Yesterday the city of Civitavecchia, along with the Catholic hierarchy in Bologna, was squirming with embarrassment at the news that a 73-year- old cleric had apparently committed an act of larceny in the name of religious veneration.

Admittedly, Monsignor Rosati did not filch the original weeping Madonna, which sits in a special chapel in the local church behind a screen of bullet-proof glass. But he took the next best thing, a copy blessed by the Pope's special adviser on miracles, Cardinal Andrzej Deskur, from the garden of the Gregori family which first reported the miraculous weeping. To compound the crime, he also took a stone out of the homemade shrine in which the statue stood.

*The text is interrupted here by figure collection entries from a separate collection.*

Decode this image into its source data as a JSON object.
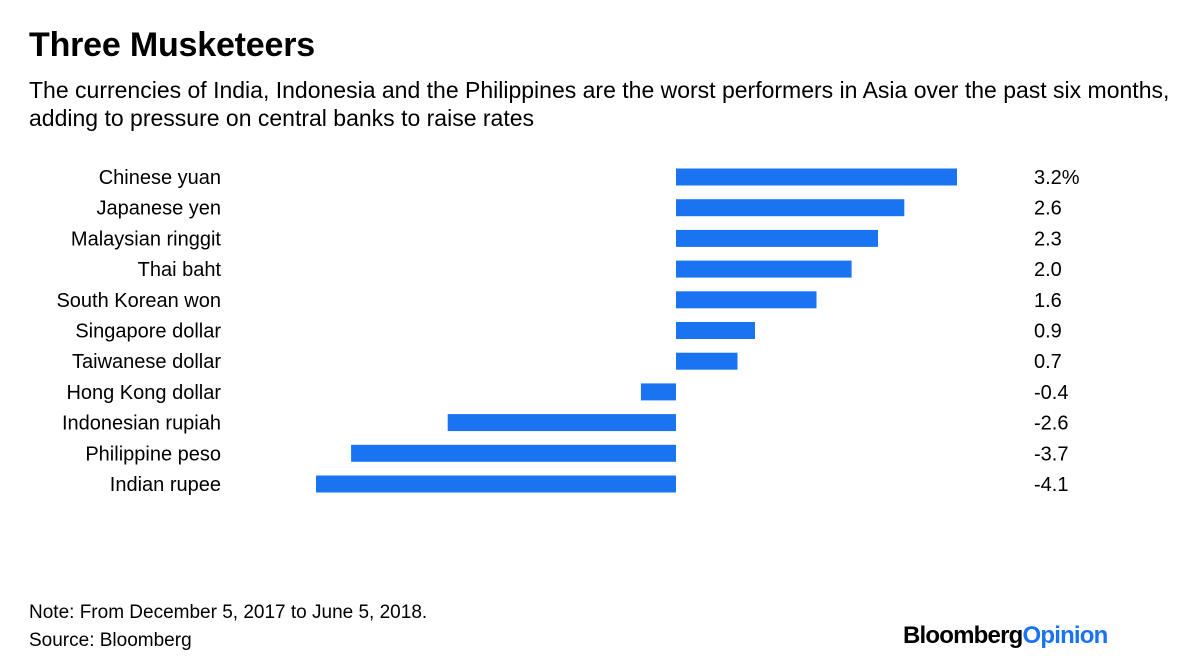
{
  "header": {
    "title": "Three Musketeers",
    "subtitle": "The currencies of India, Indonesia and the Philippines are the worst performers in Asia over the past six months, adding to pressure on central banks to raise rates"
  },
  "footer": {
    "note": "Note: From December 5, 2017 to June 5, 2018.",
    "source": "Source: Bloomberg",
    "brand_part1": "Bloomberg",
    "brand_part2": "Opinion"
  },
  "colors": {
    "bar": "#1a74f2",
    "brand_accent": "#1a74f2"
  },
  "chart_data": {
    "type": "bar",
    "orientation": "horizontal",
    "title": "Three Musketeers",
    "subtitle": "The currencies of India, Indonesia and the Philippines are the worst performers in Asia over the past six months, adding to pressure on central banks to raise rates",
    "categories": [
      "Chinese yuan",
      "Japanese yen",
      "Malaysian ringgit",
      "Thai baht",
      "South Korean won",
      "Singapore dollar",
      "Taiwanese dollar",
      "Hong Kong dollar",
      "Indonesian rupiah",
      "Philippine peso",
      "Indian rupee"
    ],
    "values": [
      3.2,
      2.6,
      2.3,
      2.0,
      1.6,
      0.9,
      0.7,
      -0.4,
      -2.6,
      -3.7,
      -4.1
    ],
    "value_labels": [
      "3.2%",
      "2.6",
      "2.3",
      "2.0",
      "1.6",
      "0.9",
      "0.7",
      "-0.4",
      "-2.6",
      "-3.7",
      "-4.1"
    ],
    "unit": "%",
    "xlim": [
      -4.1,
      3.2
    ],
    "grid": false,
    "legend": "none"
  }
}
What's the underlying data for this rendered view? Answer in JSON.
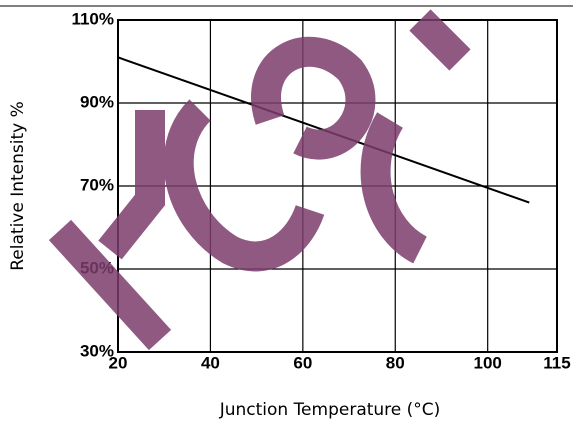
{
  "chart_data": {
    "type": "line",
    "x_label": "Junction Temperature (°C)",
    "y_label": "Relative Intensity %",
    "x": [
      20,
      109
    ],
    "series": [
      {
        "name": null,
        "color": "#000000",
        "values": [
          101,
          66
        ]
      }
    ],
    "xlim": [
      20,
      115
    ],
    "xticks": [
      20,
      40,
      60,
      80,
      100,
      115
    ],
    "ylim": [
      30,
      110
    ],
    "yticks": [
      {
        "value": 30,
        "label": "30%"
      },
      {
        "value": 50,
        "label": "50%"
      },
      {
        "value": 70,
        "label": "70%"
      },
      {
        "value": 90,
        "label": "90%"
      },
      {
        "value": 110,
        "label": "110%"
      }
    ],
    "grid": true
  }
}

It didn't take long for the Gregori family to spot the theft since the replacement statue, was badly chipped. The police soon linked the incident to the Bolognese pilgrims, and within hours a highway patrol - lights flashing and sirens blazing - had pulled their coach over on the main Rome-Milan motorway near Arezzo.

One by one the passengers were asked to open their bags, until eventually Father Aldo produced the statue of his own accord saying he had taken it with the assent of the Gregori family - a story the Gregoris vigorously deny.

Theft has been a failing of Italian Catholics ever since the city of Venice stole the body of St Mark from Alexandria in the 8th century. Yesterday, the Bologna Curia did its best to defend Monsignor Rosati, saying he had acted in "absolute good faith" and blaming the media for giving him sleepless nights.